En los últimos años nos han vendido la bonanza de las nuevas tecnologías y las nuevas empresas que aparecen abaratando servicios: Uber y Cabify en el sector del taxi, Ryanair en transporte aéreo, Glovo o Deliveroo en el reparto a domicilio, Amazon en la distribución. Pero realmente no traen un servicio más moderno, sino más precarizado y asociado a la elusión fiscal y a la evasión de riqueza. Un servicio que reduce salarios, reduce autoempleo, no deja riqueza en el país porque paga menos impuestos y se lleva las ganancias a terceros países, guaridas fiscales en muchos casos.
Es una vuelta de tuerca más, tras vender todas las empresas públicas (que, por cierto, ni dan mejor servicio, ni más barato que antes de privatizarse, los dos argumentos empleados, y han pasado a ser capital extranjero y oligopólico) y permitir que las multinacionales extranjeras coparan la mayoría de la industria española. Ahora el objetivo ha bajado un escalón más o avanza un paso más, según se quiera. Las grandes empresas vienen a por la economía de las pequeñas empresas, autónomos y profesiones liberales, lo poco que queda sin oligopolizar.
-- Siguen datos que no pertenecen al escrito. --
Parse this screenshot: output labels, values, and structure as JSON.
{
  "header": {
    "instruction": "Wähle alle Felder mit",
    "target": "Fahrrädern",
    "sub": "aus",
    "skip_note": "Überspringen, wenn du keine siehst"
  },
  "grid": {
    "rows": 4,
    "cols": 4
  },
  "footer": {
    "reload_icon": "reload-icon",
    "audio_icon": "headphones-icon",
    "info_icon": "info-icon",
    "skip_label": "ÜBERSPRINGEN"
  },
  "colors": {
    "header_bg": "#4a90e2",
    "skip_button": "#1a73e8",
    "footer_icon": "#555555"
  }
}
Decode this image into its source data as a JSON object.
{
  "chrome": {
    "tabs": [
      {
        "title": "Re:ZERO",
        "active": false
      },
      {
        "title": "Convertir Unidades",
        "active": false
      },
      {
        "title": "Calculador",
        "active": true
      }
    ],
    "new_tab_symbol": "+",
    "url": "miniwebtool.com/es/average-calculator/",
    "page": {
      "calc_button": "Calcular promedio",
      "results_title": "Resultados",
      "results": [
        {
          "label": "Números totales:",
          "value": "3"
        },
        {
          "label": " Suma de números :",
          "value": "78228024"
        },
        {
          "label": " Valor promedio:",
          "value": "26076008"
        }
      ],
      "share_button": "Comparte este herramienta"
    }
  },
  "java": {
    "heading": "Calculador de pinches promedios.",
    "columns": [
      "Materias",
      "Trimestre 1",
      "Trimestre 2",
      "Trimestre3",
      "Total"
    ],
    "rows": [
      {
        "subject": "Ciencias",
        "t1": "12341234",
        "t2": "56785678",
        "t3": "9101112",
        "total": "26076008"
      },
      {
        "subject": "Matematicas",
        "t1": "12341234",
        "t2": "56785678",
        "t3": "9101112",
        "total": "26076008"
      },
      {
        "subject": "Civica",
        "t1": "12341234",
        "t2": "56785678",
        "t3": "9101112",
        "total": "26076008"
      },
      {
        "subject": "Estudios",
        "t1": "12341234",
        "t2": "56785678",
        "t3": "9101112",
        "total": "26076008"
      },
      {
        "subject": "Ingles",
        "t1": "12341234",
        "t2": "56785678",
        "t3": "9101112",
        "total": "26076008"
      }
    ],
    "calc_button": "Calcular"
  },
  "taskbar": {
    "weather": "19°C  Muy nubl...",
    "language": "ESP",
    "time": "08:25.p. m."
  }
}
Pueden acogerse a la normativa que les sea más favorable de cualquiera de los países, pudiendo comercializar productos con calidad o pesticidas no autorizados hasta entonces o crear empresas que usen métodos prohibidos (transgénicos, fracking, etc.) y con la prohibición de empresas públicas en el sector.
Los aranceles y otras protecciones a las empresas de un país se emplean cuando el país no puede competir con otro en algún sector por tener un sistema productivo menos moderno, unas condiciones laborales más favorables, una legislación medioambiental más exigente o unos estándares de calidad más elevados. Por tanto, la protección comercial y empresarial no es buena o mala en sí, sino que puede ser bien aplicada o no. El neoliberalismo siempre nos ha vendido que hay que eliminar todas las barreras legislativas o fiscales para mejorar la economía. Pero, cuando se hace, las beneficiadas son las grandes empresas y los perjudicados el resto de la población, porque en un mercado de competencia total (nótese que no he dicho perfecta) en el que hay diferencias de poder entre los diferentes agentes, los pequeños acaban pagando el “éxito” de los grandes. Dicho de otro modo, en un sistema como el capitalista, basado en la acumulación de capital, esta acumulación sólo puede producirse por minoración de otros. Y como no parte de igualdad entre agentes, no va a ser el grande el que pierda. Por eso, aunque imperfectas, están las leyes que protegen a la población y a las pequeñas empresas. Y son las que quieren eliminar ahora.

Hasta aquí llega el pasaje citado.